ハンセン病問題のいまとこれからについて。そのことを考えるとき、回復者の声と真摯に向き合うことを見失ってはならないことをあらためて実感しました。
さらには宗教者の責任の問題です。入所者を救済の客体ととらえていくようなあり方は、私たちのあり方そのものを問うてくる課題でありました。
人間回復に向けたたたかいについて。これは人と人との呼応関係の上にこそ成り立つということ、あやまちを犯しつづける人の世を問いつづけるということの大切さを教えられました。
そして、記念講演での徳田先生のお話は、解放の主体として互いを見出していくつながりの回復が、今後の大きな課題であることを示唆してくれました。
【ともに生きる】
ともに生きるとは、人間を照らす光に目覚め、それをさえぎる存在を問いつくすことを意味します。さえぎる存在とは、ひとりを大切にしない国家の体制や既存の組織、そして実は私自身であるのかもしれません。それらの存在を問いつづける声を聞くことの中に、ともに生きる世界は開かれてくるのではないでしょうか。ハンセン病回復者という「ひとり」とともに生きることを、いまこそ確かなものとしていきたいのです。

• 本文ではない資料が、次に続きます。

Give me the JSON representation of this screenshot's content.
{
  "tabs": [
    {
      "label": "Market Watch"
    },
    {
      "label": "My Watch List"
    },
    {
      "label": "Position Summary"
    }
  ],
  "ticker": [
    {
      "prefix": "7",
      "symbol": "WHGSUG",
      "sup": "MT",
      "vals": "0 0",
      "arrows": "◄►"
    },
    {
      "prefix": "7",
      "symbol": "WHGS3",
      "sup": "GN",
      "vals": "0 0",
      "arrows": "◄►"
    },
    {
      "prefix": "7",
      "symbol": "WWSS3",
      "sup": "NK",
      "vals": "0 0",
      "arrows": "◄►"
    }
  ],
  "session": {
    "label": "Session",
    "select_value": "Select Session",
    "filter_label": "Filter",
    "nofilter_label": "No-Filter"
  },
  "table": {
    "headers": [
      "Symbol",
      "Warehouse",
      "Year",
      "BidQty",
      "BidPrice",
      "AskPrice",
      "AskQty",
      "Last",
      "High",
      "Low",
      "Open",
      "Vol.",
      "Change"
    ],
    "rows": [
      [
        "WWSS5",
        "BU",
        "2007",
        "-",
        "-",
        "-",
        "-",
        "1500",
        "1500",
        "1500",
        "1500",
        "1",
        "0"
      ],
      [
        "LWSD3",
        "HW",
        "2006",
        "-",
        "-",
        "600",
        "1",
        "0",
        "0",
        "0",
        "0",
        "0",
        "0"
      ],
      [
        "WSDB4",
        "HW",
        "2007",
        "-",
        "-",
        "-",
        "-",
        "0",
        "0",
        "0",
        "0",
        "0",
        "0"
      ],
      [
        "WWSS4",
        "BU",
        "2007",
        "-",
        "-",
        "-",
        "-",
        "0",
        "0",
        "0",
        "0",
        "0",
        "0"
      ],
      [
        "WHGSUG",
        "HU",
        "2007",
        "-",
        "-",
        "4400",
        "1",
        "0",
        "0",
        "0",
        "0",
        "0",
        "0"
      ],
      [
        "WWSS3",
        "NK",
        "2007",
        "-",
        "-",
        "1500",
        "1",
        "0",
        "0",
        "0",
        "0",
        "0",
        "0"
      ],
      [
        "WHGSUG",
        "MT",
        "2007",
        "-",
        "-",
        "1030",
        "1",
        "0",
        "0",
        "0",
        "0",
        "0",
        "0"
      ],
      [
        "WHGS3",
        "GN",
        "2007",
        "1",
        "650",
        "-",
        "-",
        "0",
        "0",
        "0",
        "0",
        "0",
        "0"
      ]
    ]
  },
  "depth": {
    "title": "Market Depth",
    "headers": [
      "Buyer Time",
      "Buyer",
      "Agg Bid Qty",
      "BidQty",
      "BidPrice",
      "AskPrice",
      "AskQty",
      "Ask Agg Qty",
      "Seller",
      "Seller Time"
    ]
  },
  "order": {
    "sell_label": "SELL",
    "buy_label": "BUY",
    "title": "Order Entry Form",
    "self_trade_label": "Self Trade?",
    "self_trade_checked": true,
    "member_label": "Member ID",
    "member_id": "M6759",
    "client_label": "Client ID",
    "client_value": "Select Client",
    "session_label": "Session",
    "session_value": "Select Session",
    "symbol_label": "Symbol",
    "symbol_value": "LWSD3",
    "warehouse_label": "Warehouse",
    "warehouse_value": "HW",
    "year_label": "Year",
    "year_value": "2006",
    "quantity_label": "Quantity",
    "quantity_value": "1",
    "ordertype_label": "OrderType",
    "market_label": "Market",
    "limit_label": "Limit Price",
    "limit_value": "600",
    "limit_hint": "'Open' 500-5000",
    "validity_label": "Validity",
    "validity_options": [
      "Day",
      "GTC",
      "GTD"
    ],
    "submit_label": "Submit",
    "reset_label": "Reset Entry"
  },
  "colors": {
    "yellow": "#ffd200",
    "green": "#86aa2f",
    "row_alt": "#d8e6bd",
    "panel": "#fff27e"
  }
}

隔離された人間と隔離した人間、その両者が、ともに解放されなくては本当の解放とはいえません。ハンセン病回復者と私たち、いま、ともなる歩みを「ひとり」から始めていくことをここに宣言し、行動指針を確認いたします。
行動指針
@ 発見 ひとりの人を、同朋(どうほう)として見いだす
相手を「特別な存在」「救済の客体」として見てきた事実を洗い出し、ひとりの人を「とも同朋」「解放の主体」として見いだしていきたい。
A 表現 いまの私を語る場を、開きつづける
ハンセン病回復者と私たちが、ともに自らの歩みを振り返り、いまの自分を自分の言葉で表現する場を、開きつづけていきたい。
B 解放 親鸞の解放の精神に学ぶ
差別の現実をよく見極めながら、親鸞の言葉や生きざまに立ち返り、その解放の精神に、自らの生き方を学んでいきたい。
C 連帯 社会に発信し、行動をともにする
人間を踏みにじる思想や言動に目をこらし、そのことの罪の重さを社会に発信し、差別を許さない行動をともにしていきたい。